27 Mart 2009 Cuma

Roşşşşşşş

Yapabileceklerimi gerçeklestirmek için o gün kendimde gereken azmi buldum. Nota defterimi çikardim ve son sarkimin melodisini flütümle icra ettim. O sirada sokaktan geçmekte olan gazinocular krali Gazi Sahsuvaroglu evime geldi. Ben kahve ikram etmek için mutfaga giderken adamlari hoyratça bileklerimi büküp narin ruhumu hiçe sayarak beni mercedes 500 sec full otomatik 4 kapi arabalarina tikip bilinmeyen bir yöne dogru yöneldiler. ‘Gazi bey lütfen’ dedim. ‘Seni star yapacagim en büyük emelim buydu’ dedi ve Kahir Mektubunu okumami emretti. ‘zevkle sevgili Gazi’ diyerek:
"Cihan-i sardi saadetin tevercü-hü
Ulvi bir ruya bu efaül-ü"
misralarini okudum. Gazinin gözlerinden iki damla yas indi. ‘Ne oluyorsunuz kuzum?’ dedigim anda Gazi Bey’in kalas gibi elinden çikan talihsiz sille bir daha sarki söyleyemememe sebep olacak bir kazanin baslangiciydi. Gazi beyefendi tek aski olan ve serseri bir roket atar mermisinin isabeti neticesi ile yasama veda eden biricik Nihalcigini hatirlatan bu sarkida hassas sinir sisteminin bozulmasi sonucu bana vurmustu.

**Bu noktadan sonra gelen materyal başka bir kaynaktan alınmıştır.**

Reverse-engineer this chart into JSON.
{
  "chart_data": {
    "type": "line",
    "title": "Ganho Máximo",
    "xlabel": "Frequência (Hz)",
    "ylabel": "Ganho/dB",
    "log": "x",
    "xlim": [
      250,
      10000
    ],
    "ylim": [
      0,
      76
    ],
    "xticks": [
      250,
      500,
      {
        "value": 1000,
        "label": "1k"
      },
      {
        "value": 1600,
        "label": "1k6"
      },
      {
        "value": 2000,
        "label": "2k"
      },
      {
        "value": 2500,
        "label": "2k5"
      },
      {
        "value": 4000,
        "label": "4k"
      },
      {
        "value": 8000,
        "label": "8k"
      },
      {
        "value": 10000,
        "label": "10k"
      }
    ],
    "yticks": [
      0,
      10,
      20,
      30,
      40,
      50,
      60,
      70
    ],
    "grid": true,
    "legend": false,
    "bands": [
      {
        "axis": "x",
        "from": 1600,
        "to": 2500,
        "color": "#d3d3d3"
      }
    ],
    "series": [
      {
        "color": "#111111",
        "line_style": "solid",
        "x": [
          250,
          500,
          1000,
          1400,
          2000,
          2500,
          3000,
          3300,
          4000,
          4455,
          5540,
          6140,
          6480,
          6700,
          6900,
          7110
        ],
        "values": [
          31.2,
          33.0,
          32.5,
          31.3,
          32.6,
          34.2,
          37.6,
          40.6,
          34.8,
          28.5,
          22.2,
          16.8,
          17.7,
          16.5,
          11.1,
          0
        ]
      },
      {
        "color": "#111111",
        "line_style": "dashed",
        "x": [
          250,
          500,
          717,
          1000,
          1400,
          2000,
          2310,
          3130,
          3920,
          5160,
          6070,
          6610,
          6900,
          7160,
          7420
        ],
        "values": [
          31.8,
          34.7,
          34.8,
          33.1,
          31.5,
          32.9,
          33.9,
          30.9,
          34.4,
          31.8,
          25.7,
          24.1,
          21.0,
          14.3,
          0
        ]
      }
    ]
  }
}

Gazi’nin malikanesine geldigimde ses tellerim bütün islevini yitirmisti. Üstüne birde bahçedeki daha önceden ölmesi için igne verildigini tahmin ettigim ve bes kalin zinciri koparip hiç bir köpekten duymadigim sesleri çikaran garip mahlugun saldirisina maruz kaliyordum ki; mahluk, Gazinin ‘roossss’ sesiyle aniden durup anani dolma yapicam der gibi gözlerimin içine baktiktan sonra kendisi için özel olarak hazirlanmis üç kuzuyu önümde yedi ve yuvasina döndü. Gazi’nin yaninda kendimi emniyette hissetmistim. Daha sonra Gazi beyefendiye küçüklügünden beri dadilik yapan Haci Baci bana 47çesit ot ve 13 agaçtan alinmis yaprak ve ayrica 7 bülbül dilinden özenle hazirladigi iksiri verdi. Hala sesim çikmiyordu fakat artik çok hizli kosuyordum. Bir sabah erken kalkip kumsalda degerli tas aramaya çiktigimda adinin Rifki oldugunu ögrendigim iti kumsalda orkinos yerken gördüm. Görür görmez yönümü degistirdim fakat kokumu alan Rifki kumlari birbirine katarak ve denizi tasirarak, ayrica kumsalda duran kabinleri ve sandallari parçalayarak bana yöneldi. Tam o sirada malikanenin balkonundan bizi seyretmekte olan sevgili Gazi megafonla roossss dedi. Yaratik fren yapmasina ragmen hizini alamadi ve Gazinin kotrasina bindirerek kotranin infilak etmesine sebep oldu. Gazi siklemedi ve megafonla ‘Kimiz, kahvaltin hazir’ diye bütün sahili inletti. O sirada Koldas adli bahçesinde bir ayi besleyen komsumuz Gazinin sesinden rahatsiz olarak Firat adli ayisini saldi. Çildirmis ayi malikaneyi yiktiktan sonra önce Gaziye tecavüz edip öldürdü daha sonra Rifki'yi yiyip Koldasin ona ögrettigi "bu is burda biter" adli çalismayi söyleyerek gitti.